Besides the four Hebrew women in Exodus 1-2, another important woman also made an heroic decision. Exodus doesn’t provide her name, though it was well known to Moses and his Hebrew kin. She is only described as “Pharaoh’s daughter” (Exodus 2:5-11). When little Moses was placed in the reeds by his mother and sister, this woman found the child, and wanted to save him. First, she paid for his nursing (by his own mother) and then raised him as an Egyptian prince. We don’t see Pharaoh’s daughter as a follower of God, but she is a hero of the story of Israel’s beginning, showing compassion for a condemned child, saving his life, and fostering him as her own son.
The rest of Exodus 2 describes a failed attempt on Moses part to become a secret helper for the Hebrew slaves, but the tale (Exodus 2:11-22) does not give us a very heroic picture of Moses, who fled Egypt into exile in Midian. There he started a family and began a new life as a shepherd of his father-in-law’s sheep. Years later, Exodus 3-4 tells of Moses’s encounter with the Lord at the burning bush, and God ordering Moses, contrary to Moses’s own desire, to return to Egypt and (with Aaron’s help) lead the Hebrews out of Egypt to worship God at Sinai.

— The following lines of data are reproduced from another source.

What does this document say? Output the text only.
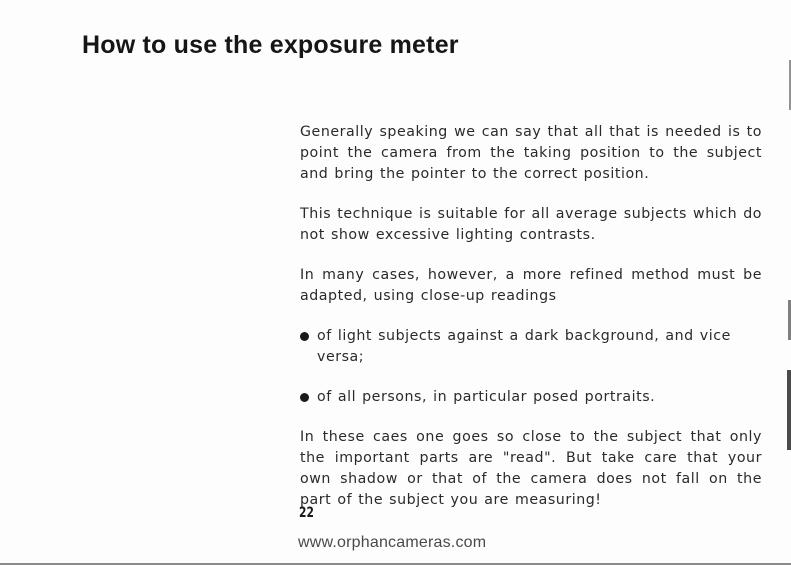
How to use the exposure meter

Generally speaking we can say that all that is needed is to point the camera from the taking position to the subject and bring the pointer to the correct position.

This technique is suitable for all average subjects which do not show excessive lighting contrasts.

In many cases, however, a more refined method must be adapted, using close-up readings

of light subjects against a dark background, and vice versa;
of all persons, in particular posed portraits.

In these caes one goes so close to the subject that only the important parts are "read". But take care that your own shadow or that of the camera does not fall on the part of the subject you are measuring!

22
www.orphancameras.com
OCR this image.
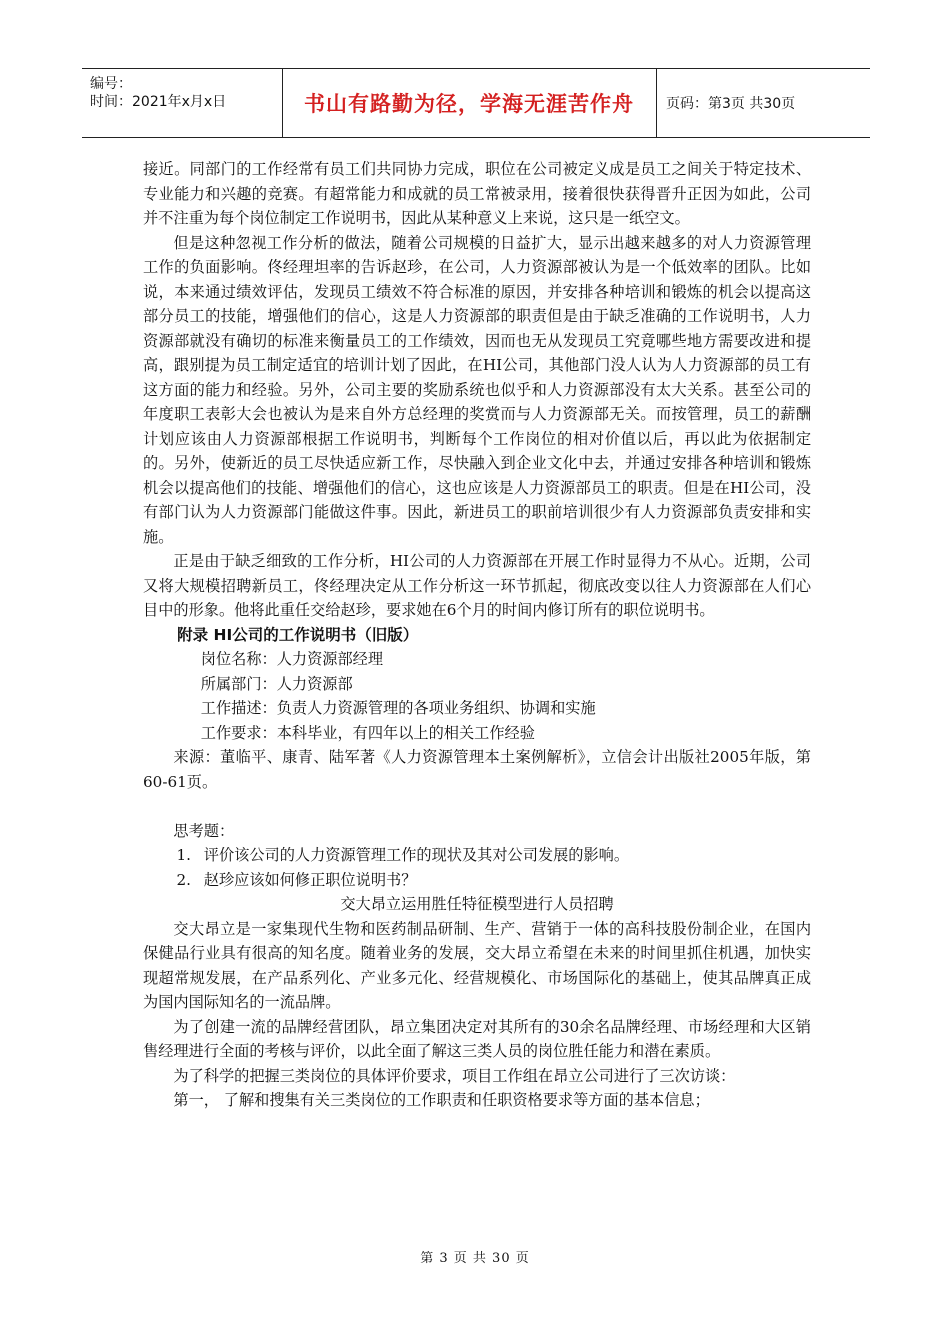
编号：
时间：2021年x月x日	书山有路勤为径，学海无涯苦作舟	页码：第3页 共30页

接近。同部门的工作经常有员工们共同协力完成，职位在公司被定义成是员工之间关于特定技术、专业能力和兴趣的竞赛。有超常能力和成就的员工常被录用，接着很快获得晋升正因为如此，公司并不注重为每个岗位制定工作说明书，因此从某种意义上来说，这只是一纸空文。

但是这种忽视工作分析的做法，随着公司规模的日益扩大，显示出越来越多的对人力资源管理工作的负面影响。佟经理坦率的告诉赵珍，在公司，人力资源部被认为是一个低效率的团队。比如说，本来通过绩效评估，发现员工绩效不符合标准的原因，并安排各种培训和锻炼的机会以提高这部分员工的技能，增强他们的信心，这是人力资源部的职责但是由于缺乏准确的工作说明书，人力资源部就没有确切的标准来衡量员工的工作绩效，因而也无从发现员工究竟哪些地方需要改进和提高，跟别提为员工制定适宜的培训计划了因此，在HI公司，其他部门没人认为人力资源部的员工有这方面的能力和经验。另外，公司主要的奖励系统也似乎和人力资源部没有太大关系。甚至公司的年度职工表彰大会也被认为是来自外方总经理的奖赏而与人力资源部无关。而按管理，员工的薪酬计划应该由人力资源部根据工作说明书，判断每个工作岗位的相对价值以后，再以此为依据制定的。另外，使新近的员工尽快适应新工作，尽快融入到企业文化中去，并通过安排各种培训和锻炼机会以提高他们的技能、增强他们的信心，这也应该是人力资源部员工的职责。但是在HI公司，没有部门认为人力资源部门能做这件事。因此，新进员工的职前培训很少有人力资源部负责安排和实施。

正是由于缺乏细致的工作分析，HI公司的人力资源部在开展工作时显得力不从心。近期，公司又将大规模招聘新员工，佟经理决定从工作分析这一环节抓起，彻底改变以往人力资源部在人们心目中的形象。他将此重任交给赵珍，要求她在6个月的时间内修订所有的职位说明书。

附录 HI公司的工作说明书（旧版）

岗位名称：人力资源部经理

所属部门：人力资源部

工作描述：负责人力资源管理的各项业务组织、协调和实施

工作要求：本科毕业，有四年以上的相关工作经验

来源：董临平、康青、陆军著《人力资源管理本土案例解析》，立信会计出版社2005年版，第60-61页。

思考题：

1. 评价该公司的人力资源管理工作的现状及其对公司发展的影响。

2. 赵珍应该如何修正职位说明书？

交大昂立运用胜任特征模型进行人员招聘

交大昂立是一家集现代生物和医药制品研制、生产、营销于一体的高科技股份制企业，在国内保健品行业具有很高的知名度。随着业务的发展，交大昂立希望在未来的时间里抓住机遇，加快实现超常规发展，在产品系列化、产业多元化、经营规模化、市场国际化的基础上，使其品牌真正成为国内国际知名的一流品牌。

为了创建一流的品牌经营团队，昂立集团决定对其所有的30余名品牌经理、市场经理和大区销售经理进行全面的考核与评价，以此全面了解这三类人员的岗位胜任能力和潜在素质。

为了科学的把握三类岗位的具体评价要求，项目工作组在昂立公司进行了三次访谈：

第一， 了解和搜集有关三类岗位的工作职责和任职资格要求等方面的基本信息；

第 3 页 共 30 页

Again, there is nothing heroic in the way Moses is depicted in Exodus 3-4. Nevertheless, there is one more act of heroism that does occur in that context, in Exodus 4:25-26. While Moses was making the trip from Midian to Egypt, we read abruptly that “the Lord met him and sought to put him to death.” We have very little detail, but the issue that was going to cost Moses his life was the uncircumcision of his son. Circumcision was a mandate of the covenant God had given Abraham (Genesis 17). Moses must have known that this was required, the covenant with Abraham had been specifically mentioned by God in their conversation at Sinai, but Moses had neglected his obligation. He could not possibly lead Israel (called God’s son, Exodus 4:23) to keep God’s covenant if he would not do so himself. When Moses’s life hung in the balance, his wife, Zipporah, understood and circumcised their son. It is clear from her words and actions that she deplored doing so (Exodus 4:25-26), but she did what was necessary under God’s covenant, and saved Moses’s life.
These six women who did what was right in Exodus 1-4 literally changed the world by what they chose to do. Four women who were slaves, one a princess, and one who was a shepherd’s wife saved the day and are the heroes of the story, making it possible for Moses and Aaron to have their day and learn to become heroes as well.